La compra de Postmates por parte de Uber Technologies tiene tres cosas buenas. La primera es que elimina a un competidor del mercado de reparto de comida. La segunda es que parece barata teniendo en cuenta la cantidad de costes que el consejero delegado de Uber, Dara Khosrowshahi, cree que puede recortar. Y aunque el acuerdo de 2.700 millones de dólares sea bastante pequeño, lo convierte en una prueba previa para saber cómo responderán los reguladores a las futuras adquisiciones de la empresa de vehículos de transporte con conductor, valorada en 55.000 millones de dólares.

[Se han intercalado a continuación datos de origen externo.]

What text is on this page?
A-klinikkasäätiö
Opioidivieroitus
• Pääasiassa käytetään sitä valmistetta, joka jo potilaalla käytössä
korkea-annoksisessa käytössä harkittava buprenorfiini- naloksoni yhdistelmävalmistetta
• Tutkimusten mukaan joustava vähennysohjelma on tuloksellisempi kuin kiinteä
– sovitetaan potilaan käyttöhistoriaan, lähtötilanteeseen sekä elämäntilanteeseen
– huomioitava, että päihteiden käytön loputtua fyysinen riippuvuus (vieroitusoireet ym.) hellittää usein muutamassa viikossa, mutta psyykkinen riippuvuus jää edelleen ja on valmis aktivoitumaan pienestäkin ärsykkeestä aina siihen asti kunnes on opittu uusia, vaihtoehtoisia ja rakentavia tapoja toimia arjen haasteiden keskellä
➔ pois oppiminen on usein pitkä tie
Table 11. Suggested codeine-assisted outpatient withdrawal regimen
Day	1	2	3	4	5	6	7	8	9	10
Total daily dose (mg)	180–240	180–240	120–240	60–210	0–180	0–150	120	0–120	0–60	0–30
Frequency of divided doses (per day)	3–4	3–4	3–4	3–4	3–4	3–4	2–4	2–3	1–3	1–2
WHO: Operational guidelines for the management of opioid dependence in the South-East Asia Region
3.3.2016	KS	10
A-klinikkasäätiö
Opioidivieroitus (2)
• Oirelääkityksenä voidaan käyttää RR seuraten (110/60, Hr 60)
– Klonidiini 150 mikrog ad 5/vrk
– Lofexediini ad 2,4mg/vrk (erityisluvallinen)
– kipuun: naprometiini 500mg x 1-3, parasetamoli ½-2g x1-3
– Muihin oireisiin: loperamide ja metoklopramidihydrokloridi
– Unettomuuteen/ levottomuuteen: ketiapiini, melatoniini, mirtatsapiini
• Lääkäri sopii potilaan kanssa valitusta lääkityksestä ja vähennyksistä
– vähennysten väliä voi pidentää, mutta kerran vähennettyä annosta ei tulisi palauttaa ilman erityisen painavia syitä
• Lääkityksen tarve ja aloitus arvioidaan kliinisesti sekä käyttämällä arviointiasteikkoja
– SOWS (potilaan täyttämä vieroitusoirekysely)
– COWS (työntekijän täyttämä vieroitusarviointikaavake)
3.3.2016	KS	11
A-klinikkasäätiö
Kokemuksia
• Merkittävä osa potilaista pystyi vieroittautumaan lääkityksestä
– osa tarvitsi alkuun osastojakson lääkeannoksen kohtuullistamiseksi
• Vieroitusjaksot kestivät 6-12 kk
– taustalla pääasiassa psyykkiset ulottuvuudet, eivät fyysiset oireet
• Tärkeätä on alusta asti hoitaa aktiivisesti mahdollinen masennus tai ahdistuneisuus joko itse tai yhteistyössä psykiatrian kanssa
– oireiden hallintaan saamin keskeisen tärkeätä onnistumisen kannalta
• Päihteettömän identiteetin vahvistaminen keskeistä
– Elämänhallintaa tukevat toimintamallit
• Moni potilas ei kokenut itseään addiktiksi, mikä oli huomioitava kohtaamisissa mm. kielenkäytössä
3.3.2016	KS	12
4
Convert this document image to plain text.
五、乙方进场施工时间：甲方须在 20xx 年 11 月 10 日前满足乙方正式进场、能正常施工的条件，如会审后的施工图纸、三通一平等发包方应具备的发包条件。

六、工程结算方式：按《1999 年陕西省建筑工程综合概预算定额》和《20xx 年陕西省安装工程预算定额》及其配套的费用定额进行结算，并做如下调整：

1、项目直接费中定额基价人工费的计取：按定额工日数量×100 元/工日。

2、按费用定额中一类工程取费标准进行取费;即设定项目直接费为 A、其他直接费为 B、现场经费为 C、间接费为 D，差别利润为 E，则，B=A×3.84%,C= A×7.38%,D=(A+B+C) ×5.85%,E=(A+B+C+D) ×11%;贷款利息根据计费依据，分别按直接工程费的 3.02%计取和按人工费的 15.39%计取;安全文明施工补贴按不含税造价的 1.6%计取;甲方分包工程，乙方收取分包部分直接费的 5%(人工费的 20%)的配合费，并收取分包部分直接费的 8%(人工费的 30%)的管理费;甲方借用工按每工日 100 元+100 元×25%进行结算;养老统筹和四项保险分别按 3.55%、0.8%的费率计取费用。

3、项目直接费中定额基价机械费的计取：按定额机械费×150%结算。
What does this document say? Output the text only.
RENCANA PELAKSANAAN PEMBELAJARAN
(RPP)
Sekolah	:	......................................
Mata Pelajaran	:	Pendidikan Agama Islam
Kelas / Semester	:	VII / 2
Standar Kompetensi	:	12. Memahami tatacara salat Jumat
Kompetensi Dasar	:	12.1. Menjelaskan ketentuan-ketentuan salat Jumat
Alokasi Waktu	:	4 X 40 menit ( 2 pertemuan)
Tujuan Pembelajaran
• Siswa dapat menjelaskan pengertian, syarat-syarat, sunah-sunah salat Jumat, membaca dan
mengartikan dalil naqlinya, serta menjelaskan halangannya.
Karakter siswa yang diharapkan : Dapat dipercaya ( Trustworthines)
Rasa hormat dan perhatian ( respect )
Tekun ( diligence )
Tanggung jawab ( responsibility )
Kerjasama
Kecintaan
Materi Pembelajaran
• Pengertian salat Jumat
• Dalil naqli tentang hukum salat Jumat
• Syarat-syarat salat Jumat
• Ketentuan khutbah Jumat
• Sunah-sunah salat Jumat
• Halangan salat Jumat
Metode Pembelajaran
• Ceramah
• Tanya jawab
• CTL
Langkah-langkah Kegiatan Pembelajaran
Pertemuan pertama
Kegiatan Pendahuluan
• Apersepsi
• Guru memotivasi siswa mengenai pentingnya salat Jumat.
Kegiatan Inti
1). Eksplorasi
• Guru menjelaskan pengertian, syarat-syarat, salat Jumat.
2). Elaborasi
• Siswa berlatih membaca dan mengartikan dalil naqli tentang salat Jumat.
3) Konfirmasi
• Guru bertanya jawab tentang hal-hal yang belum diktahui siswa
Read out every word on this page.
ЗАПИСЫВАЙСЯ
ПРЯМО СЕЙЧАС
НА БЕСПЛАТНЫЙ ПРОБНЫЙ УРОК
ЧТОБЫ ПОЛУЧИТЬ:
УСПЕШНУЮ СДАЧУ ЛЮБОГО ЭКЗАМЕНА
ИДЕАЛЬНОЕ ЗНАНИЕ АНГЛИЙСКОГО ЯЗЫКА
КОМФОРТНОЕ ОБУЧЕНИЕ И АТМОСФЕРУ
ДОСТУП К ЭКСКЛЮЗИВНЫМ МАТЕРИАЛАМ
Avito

El lunes pasado, Uber aceptó la compra de Postmates usando acciones a más o menos una prima del 10% según la valoración del objetivo cuando amplió capital por última vez en septiembre, según Reuters. El ingrediente secreto son los 200 millones de dólares que se ahorrará en costes reduciendo los gastos generales y los gastos en ventas y marketing, aunque Uber va a mantener la marca Postmates. Eso representa más de la mitad del valor del acuerdo, unos 1.600 millones de dólares después de impuestos y de capitalización.

Dejando a un lado la lógica financiera, el acuerdo no será muy provechoso. Pero ese podría ser el quid de la cuestión. Los legisladores de California, donde Postmates es un actor importante, podrían querer analizar más de cerca los efectos del acuerdo sobre la competencia. Sin embargo, en general, el acuerdo no supone una amenaza tan grande como si Uber fuese a comprar Grubhub o DoorDash, dos rivales más grandes de Postmates. Postmates solo tiene una cuota del 8% del mercado nacional, según datos de Second Measure, y Uber tiene el 22%.

Por tanto, lo que no va a hacer es cambiar la pésima rentabilidad del reparto de comida. Uber Eats perdió más de 300 millones de dólares en ebitda, ajustado para la compensación en acciones, en el primer trimestre, y Postmates también genera pérdidas. Pero aunque lo único que consiga Khosrowshahi sea un poco de influencia en el mercado, asegurarse de que un rival no se hace con Postmates y hacerse una idea mejor de cómo actuarán los reguladores si intenta reforzarse, el acuerdo sigue pareciendo un buen aperitivo.